With its May 30, 2013 announcement, the hard-charging New York Department of Financial Services (DFS) has now obtained settlements from 100 percent of the New York lender-placed insurance market that will radically alter a number of practices, many of which were largely a thing of the past.

Under the DFS deal, lender-placed insurers:

  • May not insure mortgaged property serviced by a bank or servicer affiliated with the insurers.
  • May not pay commissions to a bank or servicer or a person or entity affiliated with a bank or servicer on policies obtained by the servicer.
  • May not reinsure policies with a person or entity affiliated with the banks or servicer that obtained the policies.
  • May not pay contingent commissions based on underwriting profitability or loss ratios.
  • May not provide free or below-cost, outsourced services to banks, servicers or their affiliates.
  • May not make any payments, including but not limited to the payment of expenses, to servicers, lenders, or their affiliates in connection with securing business.

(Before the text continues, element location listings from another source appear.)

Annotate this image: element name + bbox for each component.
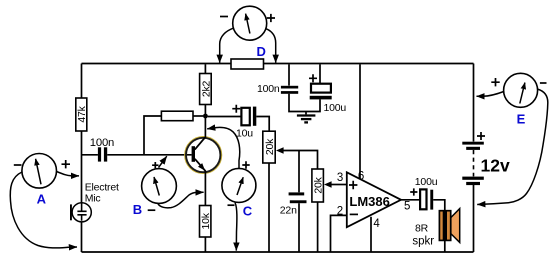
capacitor 100u (output) xyxy=(410,176,445,211)
meter E minus probe xyxy=(477,89,548,205)
svg-text:47k: 47k xyxy=(76,105,88,122)
wire feedback to junction xyxy=(193,115,203,117)
svg-text:3: 3 xyxy=(337,172,343,184)
speaker 8R xyxy=(412,209,459,252)
ground xyxy=(297,112,316,123)
meter E xyxy=(491,73,546,107)
svg-text:100n: 100n xyxy=(90,137,114,149)
meter B minus probe xyxy=(158,192,204,208)
wire pin 4 to ground xyxy=(370,217,372,252)
potentiometer 20k (second) xyxy=(312,169,347,202)
svg-text:B: B xyxy=(133,202,142,217)
pin 2 label xyxy=(337,206,343,218)
op-amp U1 LM386 xyxy=(347,172,401,227)
node junction collector/2k2/feedback xyxy=(203,114,208,119)
label D xyxy=(257,44,266,59)
label B xyxy=(133,202,142,217)
meter E plus probe xyxy=(477,92,504,97)
capacitor 100n (supply decoupling) xyxy=(257,64,298,95)
svg-text:12v: 12v xyxy=(481,156,510,176)
svg-text:20k: 20k xyxy=(313,176,325,193)
wire pot2 to ground xyxy=(317,202,319,252)
label C xyxy=(243,203,253,218)
pin 6 label xyxy=(358,171,364,183)
svg-text:A: A xyxy=(37,192,47,207)
svg-text:8R: 8R xyxy=(415,223,429,235)
meter D xyxy=(220,6,275,40)
svg-text:6: 6 xyxy=(358,171,364,183)
resistor D (current sense in rail) xyxy=(231,59,264,69)
label E xyxy=(517,112,526,127)
meter A plus probe xyxy=(57,172,80,176)
capacitor 22n xyxy=(280,151,307,253)
svg-text:100u: 100u xyxy=(324,102,347,114)
wire pin 6 supply xyxy=(359,64,361,179)
svg-text:22n: 22n xyxy=(280,204,297,216)
electret mic M1 xyxy=(70,182,119,222)
capacitor 100n (mic coupling) xyxy=(82,137,192,162)
transistor Q1 xyxy=(185,137,222,174)
wire pot1 to ground xyxy=(268,163,270,252)
potentiometer 20k (volume) xyxy=(263,131,318,169)
meter C xyxy=(222,161,256,205)
meter D right probe xyxy=(266,29,275,63)
meter C minus probe xyxy=(235,203,237,251)
resistor 2k2 xyxy=(200,64,213,114)
capacitor 100u (supply) xyxy=(309,64,346,114)
svg-text:Mic: Mic xyxy=(85,192,101,204)
wire feedback to base xyxy=(144,116,161,155)
wire bottom rail xyxy=(82,251,474,253)
resistor 10k xyxy=(200,206,213,253)
svg-text:100u: 100u xyxy=(415,176,438,188)
battery 12v xyxy=(462,132,510,185)
svg-text:4: 4 xyxy=(373,218,380,230)
svg-text:LM386: LM386 xyxy=(349,194,389,209)
svg-text:2k2: 2k2 xyxy=(200,80,212,97)
meter B plus probe xyxy=(159,156,167,167)
pin 5 label xyxy=(404,201,410,213)
meter B xyxy=(142,162,177,210)
svg-text:100n: 100n xyxy=(257,83,280,95)
svg-text:spkr: spkr xyxy=(412,236,434,248)
pin 4 label xyxy=(373,218,380,230)
capacitor 10u xyxy=(208,105,270,140)
svg-text:C: C xyxy=(243,203,253,218)
svg-text:D: D xyxy=(257,44,266,59)
svg-text:10k: 10k xyxy=(200,212,212,229)
svg-text:20k: 20k xyxy=(264,138,276,155)
wire decoupling to ground node xyxy=(289,94,320,112)
svg-text:E: E xyxy=(517,112,526,127)
wire right rail xyxy=(473,64,475,253)
wire left rail xyxy=(81,64,83,253)
wire collector xyxy=(204,118,206,137)
meter C plus probe xyxy=(207,127,240,168)
label A xyxy=(37,192,47,207)
meter A xyxy=(14,154,70,189)
svg-text:5: 5 xyxy=(404,201,410,213)
resistor 47k xyxy=(76,98,88,131)
wire emitter xyxy=(204,171,206,206)
meter D left probe xyxy=(220,28,234,63)
wire top rail xyxy=(82,63,474,65)
resistor feedback (unlabeled) xyxy=(161,111,193,121)
svg-text:10u: 10u xyxy=(236,128,253,140)
wire pin 2 to ground xyxy=(331,215,347,252)
pin 3 label xyxy=(337,172,343,184)
wire pin 5 output xyxy=(401,199,419,201)
meter A minus probe xyxy=(10,172,77,248)
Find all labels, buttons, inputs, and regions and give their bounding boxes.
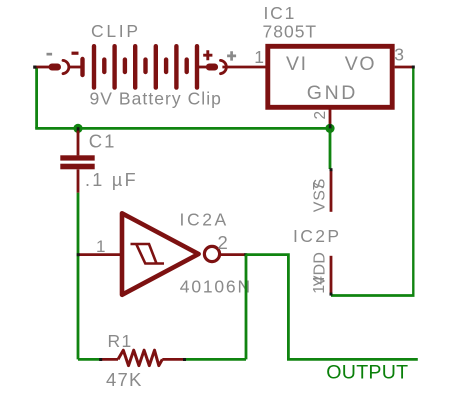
battery pin name minus (gray) (47, 53, 53, 56)
hysteresis symbol (131, 244, 165, 264)
wire R1 left horizontal (78, 358, 101, 361)
svg-text:7805T: 7805T (263, 21, 318, 41)
svg-text:9V Battery Clip: 9V Battery Clip (90, 88, 222, 108)
wire C1 bottom to R1 (left vertical) (77, 193, 80, 360)
IC1 pin VO wire (pin 3) (395, 66, 414, 69)
svg-text:14: 14 (311, 276, 328, 294)
junction dot at C1 top (73, 124, 82, 134)
pin 2 wire (220, 253, 246, 256)
svg-text:1: 1 (96, 237, 105, 256)
output bubble (204, 246, 219, 261)
inverter IC2A (79, 213, 245, 294)
black dot VO pin end (412, 66, 415, 69)
plus mark (203, 50, 212, 60)
black dot R1 left (99, 358, 102, 361)
svg-text:2: 2 (218, 232, 228, 253)
wire R1 right horizontal (184, 358, 246, 361)
svg-text:GND: GND (307, 82, 358, 104)
VDD pin wire (14) (330, 256, 333, 295)
svg-text:VI: VI (286, 53, 308, 75)
black dot VDD pin bottom (330, 293, 333, 296)
svg-text:OUTPUT: OUTPUT (326, 361, 408, 383)
svg-text:40106N: 40106N (180, 277, 252, 297)
wire VO down right side (412, 67, 414, 296)
cell plates short (102, 60, 106, 72)
junction dot under IC1 GND (325, 124, 334, 133)
svg-text:.1 µF: .1 µF (85, 170, 138, 190)
black end dot battery minus pin (33, 66, 36, 69)
ground rail wire (35, 127, 330, 130)
svg-text:IC2P: IC2P (293, 226, 342, 246)
triangle body (122, 213, 199, 294)
negative snap stud (49, 64, 62, 71)
IC1 pin GND wire (pin 2) (329, 109, 332, 128)
op IC1 regulator 7805T box (268, 46, 392, 107)
wire (35, 66, 49, 69)
black dot VSS pin top (330, 168, 333, 171)
svg-text:47K: 47K (106, 369, 143, 390)
wire VDD bottom horizontal (331, 294, 415, 297)
cell plates long (92, 46, 96, 87)
svg-text:VO: VO (345, 53, 376, 75)
black dot pin2 end (244, 253, 247, 256)
wire (70, 66, 81, 69)
minus mark (72, 52, 79, 55)
wire battery minus vertical (35, 66, 38, 128)
terminal plate (80, 59, 84, 75)
negative snap socket arc (63, 60, 69, 73)
positive snap stud (206, 64, 218, 71)
svg-text:CLIP: CLIP (91, 21, 141, 41)
svg-text:R1: R1 (108, 331, 133, 351)
black dot pin1 junction (77, 253, 80, 256)
resistor R1 (101, 350, 185, 365)
battery pin name plus (gray) (227, 51, 236, 60)
output net wire (246, 255, 418, 360)
svg-text:1: 1 (254, 47, 264, 67)
wire (199, 66, 206, 69)
svg-text:IC2A: IC2A (180, 209, 229, 229)
wire GND junction to VSS pin (329, 128, 332, 169)
capacitor C1 (60, 131, 94, 193)
VSS pin wire (7) (330, 170, 333, 212)
R1 feedback vertical wire (245, 255, 248, 360)
svg-text:IC1: IC1 (264, 3, 297, 23)
black dot R1 right (183, 358, 186, 361)
battery clip CLIP (35, 46, 226, 87)
positive snap socket arc (221, 60, 227, 73)
IC1 pin VI wire (pin 1) (222, 66, 266, 69)
svg-text:C1: C1 (89, 130, 117, 151)
svg-text:3: 3 (394, 45, 404, 65)
svg-text:2: 2 (312, 111, 329, 120)
power gate IC2P (330, 170, 333, 296)
svg-text:7: 7 (311, 182, 328, 191)
pin 1 wire (79, 253, 120, 256)
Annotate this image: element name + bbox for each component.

DFS’s settlement with one carrier (American Modern Insurance) includes a $1 million penalty and restitution for homeowners. Four others -- Chubb, Fidelity and Deposit Company of Maryland, FinSecure – none of which had written significant volumes of force-placed insurance, who were not alleged or found to have engaged in the alleged arrangements identified with respect to other companies – voluntary agreed to sign proactive codes of conduct implementing New York’s “reforms.”

Much like the CFPB’s actions with respect to captive reinsurance in the private mortgage insurance market, the DFS action likely kills off the practice by some lenders and servicers of reinsuring an insurance product with historically lower loss ratios.